The Yellowstone River is “one of the most glorious rivers I’ve ever worked on,” a symposium speaker said in Billings on Thursday, but he warned that he has learned through study that “it wasn’t the pristine river that some people thought it was.”
Warren Kellogg, chairman of the Technical Advisory Group for the Yellowstone River Cumulative Effects Analysis, was speaking at the Voices of the River Symposium and Community Conversation at Montana State University Billings. The symposium was part of the capstone event for “Flow,” an interactive exhibition and community project that began in November.
Kellogg and other panelists said that the Yellowstone River remains in relatively good condition, but it needs to be maintained and improved to protect it for future generations.
Among the problems:
♦ Rip-rap and other “bank armor” cover some 136 miles of the river’s 670 miles, contributing to flooding farther downstream and damaging riparian habitat needed for a healthy ecosystem. Kellogg said that 7,000 acres of riparian forest has been lost along the Yellowstone since 1950.
“When you rip-rap the river,” said one of more than 300 people interviewed for the Cumulative Effects Analysis, “you get a series of jagged turns, big holes and no ripples, no runs.”
♦ Increased construction and population growth along the river heighten effects of human activity and pollution. Kayhan Ostavar of the Yellowstone River Research Center at Rocky Mountain College said students and community members pick up 7,000 pounds of trash on the Yellowstone in their annual river cleanup the second week of September.
♦ Birds, wildlife and fish are threatened by changes in the river and by pollution. Ostavar said that the three most endangered species by changes in the river are the pallid sturgeon, piping plovers and the least tern. In addition, bank swallows, which need open, eroded banks to build nests, are listed as threatened in California and Ontario.
♦ Major projects, such as the Yellowtail Dam, have long-term effects on the Yellowstone River and its tributaries.
“We have yet to figure out how we’re going to face some of these big problems,” said Burt Williams, a member of the Technical Advisory Group for the cumulative analysis.
Sometimes, he said, small changes can make a big difference. The Yellowstone, for example, has 56 species of fish, the most of any Montana river. But the Tongue River, which flows into the Yellowstone, was down to 19 species by 2005. The reason was an irrigation dam, in place since 1885, that allowed fish to swim out of the Tongue into the Yellowstone but not the other way.
As soon as a bypass channel was added a few years ago, fish began repopulating the Tongue River, he said.
♦ Invasive species, such as the Russian olive tree and noxious weeds, threaten the natural river ecosystem.
The Cumulative Effects Analysis was spurred by flooding in 1996-97 that caused numerous landowners along the river to seek permits to protect their land along the riverbank. While the effects of a single landowner seeking a single permit may be small, the long-term effects of numerous permits were uncertain.

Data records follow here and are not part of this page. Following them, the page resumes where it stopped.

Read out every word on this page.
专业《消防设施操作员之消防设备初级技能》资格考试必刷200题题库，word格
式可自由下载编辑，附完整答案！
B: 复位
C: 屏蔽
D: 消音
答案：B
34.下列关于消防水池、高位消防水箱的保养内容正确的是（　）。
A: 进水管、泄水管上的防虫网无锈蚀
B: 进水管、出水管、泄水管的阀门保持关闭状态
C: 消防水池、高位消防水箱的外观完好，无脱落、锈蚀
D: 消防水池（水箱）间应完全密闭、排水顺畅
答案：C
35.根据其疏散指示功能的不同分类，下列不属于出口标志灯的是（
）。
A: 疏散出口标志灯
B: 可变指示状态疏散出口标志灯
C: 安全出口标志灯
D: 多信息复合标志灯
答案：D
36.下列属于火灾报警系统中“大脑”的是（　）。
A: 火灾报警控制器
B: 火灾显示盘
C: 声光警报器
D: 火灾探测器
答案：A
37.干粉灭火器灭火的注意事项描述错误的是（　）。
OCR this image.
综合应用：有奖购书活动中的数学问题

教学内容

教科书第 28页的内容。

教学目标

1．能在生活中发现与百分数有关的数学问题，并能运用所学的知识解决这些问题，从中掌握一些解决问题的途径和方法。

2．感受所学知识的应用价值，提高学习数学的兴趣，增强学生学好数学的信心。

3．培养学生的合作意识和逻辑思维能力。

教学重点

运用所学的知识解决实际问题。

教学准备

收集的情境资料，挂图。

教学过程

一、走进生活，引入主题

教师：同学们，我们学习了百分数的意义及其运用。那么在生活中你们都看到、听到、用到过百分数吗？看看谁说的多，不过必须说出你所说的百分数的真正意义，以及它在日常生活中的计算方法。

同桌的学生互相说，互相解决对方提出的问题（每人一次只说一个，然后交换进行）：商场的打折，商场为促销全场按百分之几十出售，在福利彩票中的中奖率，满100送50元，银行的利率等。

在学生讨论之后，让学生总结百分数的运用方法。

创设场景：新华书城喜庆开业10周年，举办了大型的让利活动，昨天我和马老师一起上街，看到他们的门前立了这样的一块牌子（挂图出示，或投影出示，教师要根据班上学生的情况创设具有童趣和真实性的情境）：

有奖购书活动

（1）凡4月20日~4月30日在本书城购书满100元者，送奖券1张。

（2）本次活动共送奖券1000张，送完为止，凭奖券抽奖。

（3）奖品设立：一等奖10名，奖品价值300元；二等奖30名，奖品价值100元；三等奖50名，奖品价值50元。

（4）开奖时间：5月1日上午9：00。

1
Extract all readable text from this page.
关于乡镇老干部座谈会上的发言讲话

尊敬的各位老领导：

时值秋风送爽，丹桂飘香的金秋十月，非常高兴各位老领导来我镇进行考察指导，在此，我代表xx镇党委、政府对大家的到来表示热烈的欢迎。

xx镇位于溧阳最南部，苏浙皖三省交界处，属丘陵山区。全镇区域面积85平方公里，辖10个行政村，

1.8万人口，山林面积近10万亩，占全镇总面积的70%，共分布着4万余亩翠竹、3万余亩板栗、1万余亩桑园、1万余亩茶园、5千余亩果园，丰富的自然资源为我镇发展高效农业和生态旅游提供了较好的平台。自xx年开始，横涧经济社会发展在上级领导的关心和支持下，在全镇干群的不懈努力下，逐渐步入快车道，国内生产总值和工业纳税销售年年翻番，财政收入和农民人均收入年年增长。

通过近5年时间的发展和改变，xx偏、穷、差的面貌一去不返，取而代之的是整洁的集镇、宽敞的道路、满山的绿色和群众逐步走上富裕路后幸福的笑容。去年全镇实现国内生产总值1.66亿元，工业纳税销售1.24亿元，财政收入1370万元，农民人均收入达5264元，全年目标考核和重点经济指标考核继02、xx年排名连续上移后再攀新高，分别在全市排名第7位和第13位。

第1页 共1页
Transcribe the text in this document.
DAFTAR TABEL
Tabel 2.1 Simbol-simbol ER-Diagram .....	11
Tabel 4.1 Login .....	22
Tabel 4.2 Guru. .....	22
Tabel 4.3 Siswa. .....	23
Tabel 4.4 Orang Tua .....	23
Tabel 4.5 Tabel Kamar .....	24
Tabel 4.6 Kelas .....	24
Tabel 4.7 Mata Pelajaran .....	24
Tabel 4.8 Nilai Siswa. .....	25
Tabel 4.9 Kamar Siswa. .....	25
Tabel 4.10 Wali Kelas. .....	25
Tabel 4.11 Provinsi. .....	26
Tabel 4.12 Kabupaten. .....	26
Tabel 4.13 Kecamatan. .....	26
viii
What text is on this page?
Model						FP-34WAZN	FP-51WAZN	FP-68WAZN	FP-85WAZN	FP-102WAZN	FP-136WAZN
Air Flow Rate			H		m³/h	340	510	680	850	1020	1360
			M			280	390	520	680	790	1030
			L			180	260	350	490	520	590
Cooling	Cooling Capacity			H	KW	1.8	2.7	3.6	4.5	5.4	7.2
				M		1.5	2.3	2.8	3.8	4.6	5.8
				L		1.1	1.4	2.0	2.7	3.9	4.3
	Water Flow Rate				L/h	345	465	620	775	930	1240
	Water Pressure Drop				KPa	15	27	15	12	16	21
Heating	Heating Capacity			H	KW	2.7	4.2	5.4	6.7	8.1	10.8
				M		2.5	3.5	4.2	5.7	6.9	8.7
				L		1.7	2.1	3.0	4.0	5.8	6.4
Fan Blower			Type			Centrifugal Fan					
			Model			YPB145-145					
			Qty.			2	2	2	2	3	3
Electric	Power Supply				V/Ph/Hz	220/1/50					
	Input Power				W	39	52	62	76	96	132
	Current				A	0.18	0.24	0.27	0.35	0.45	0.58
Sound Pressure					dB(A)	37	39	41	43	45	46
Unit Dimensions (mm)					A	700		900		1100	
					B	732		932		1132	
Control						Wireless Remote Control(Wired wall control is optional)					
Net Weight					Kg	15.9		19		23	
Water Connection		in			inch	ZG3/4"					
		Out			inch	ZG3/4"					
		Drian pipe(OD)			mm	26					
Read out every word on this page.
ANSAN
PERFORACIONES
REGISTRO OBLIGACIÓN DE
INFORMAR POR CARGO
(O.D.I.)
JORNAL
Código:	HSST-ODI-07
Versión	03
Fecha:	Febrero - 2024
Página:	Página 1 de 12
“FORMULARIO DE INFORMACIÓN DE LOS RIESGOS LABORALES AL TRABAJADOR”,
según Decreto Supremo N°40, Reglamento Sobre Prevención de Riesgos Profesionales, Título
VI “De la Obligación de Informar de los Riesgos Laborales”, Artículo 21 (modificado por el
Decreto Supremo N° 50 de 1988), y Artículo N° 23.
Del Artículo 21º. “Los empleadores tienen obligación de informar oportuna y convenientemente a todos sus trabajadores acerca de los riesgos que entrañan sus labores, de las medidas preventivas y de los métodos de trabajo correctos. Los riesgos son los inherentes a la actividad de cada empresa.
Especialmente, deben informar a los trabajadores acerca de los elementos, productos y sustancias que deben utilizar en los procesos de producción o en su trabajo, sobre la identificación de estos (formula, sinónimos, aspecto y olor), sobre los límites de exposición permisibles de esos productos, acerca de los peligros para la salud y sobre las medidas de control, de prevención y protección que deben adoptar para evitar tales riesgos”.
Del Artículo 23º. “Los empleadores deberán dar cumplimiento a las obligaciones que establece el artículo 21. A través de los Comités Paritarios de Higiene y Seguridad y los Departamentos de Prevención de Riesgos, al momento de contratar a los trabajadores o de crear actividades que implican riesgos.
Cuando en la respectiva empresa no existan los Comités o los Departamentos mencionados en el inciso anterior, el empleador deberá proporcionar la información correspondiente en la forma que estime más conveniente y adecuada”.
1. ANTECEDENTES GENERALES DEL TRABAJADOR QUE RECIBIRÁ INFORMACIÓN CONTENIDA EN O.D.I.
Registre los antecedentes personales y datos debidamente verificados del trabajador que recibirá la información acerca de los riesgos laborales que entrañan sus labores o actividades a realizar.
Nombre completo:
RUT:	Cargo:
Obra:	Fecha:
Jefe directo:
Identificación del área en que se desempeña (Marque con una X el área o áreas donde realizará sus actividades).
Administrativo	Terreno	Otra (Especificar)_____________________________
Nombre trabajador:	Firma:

Now the Cumulative Effects Analysis has produced 340 pages of analysis and 11 recommended practices backed by 1,500 pages of scientific documentation.
“If you don’t have the science,” Kellogg said, “they won’t listen to you.”
Even with the science, opposition and disagreement can slow progress on preserving the river. As one Yellowstone County civic leader interviewed for the project put it, “Do you want me to come in and tell you what you can do with your 160 acres?”
Carrie La Seur, an environmental lawyer for Plains Justice, said that a legal guardian for the river may be needed to protect its rights as a living thing. Those include the rights to remain clean, to flow freely, to meander and to follow its own natural rhythms.
The guardian would advocate for the river at public hearings and legal proceedings, she said. Identifying the river’s rights is the easy part, she said. “What’s harder is to defend what’s right in the political brawl.”
The goal should be to ensure that the river remains intact for those who live seven generations from now, La Seur said.
“It’s a step toward being good ancestors,” she said.
Williams said the current state of the river is a “mixed bag.”
“A pallid sturgeon would say it’s in pretty bad shape,” he said.
Panelists agreed that the key was protecting the river for the future.
Susan Gilbertz, director of the environmental studies program at MSU Billings, summed it up with a quotation from a Glendive man interviewed for the project. He said that he grew up on the Mississippi River, often referred to as “Old Man River.”
“This one here,” he said, referring to the Yellowstone, “is the prom queen.” We all know, Gilbertz said, that being prom queen lasts only a fleeting moment.
The “Flow” project also included works by Girl Scouts, Boys and Girls Club members and school students; an evening of poetry and jazz; a film screening of the documentary “Mixing Oil and Water”; and an exhibition of works by Billings artist Sherri Cornett in the Northcutt Steele Gallery at MSU Billings.
Cornett, who has roots in South Texas, said the project is part of her ongoing effort to combine art and social engagement. The goal is to bring the community together to find common ground on social issues.
Her work, and that of other local artists involved in the “Flow” project, remain on display on the first floor of the Liberal Arts Building at MSU Billings through March 18.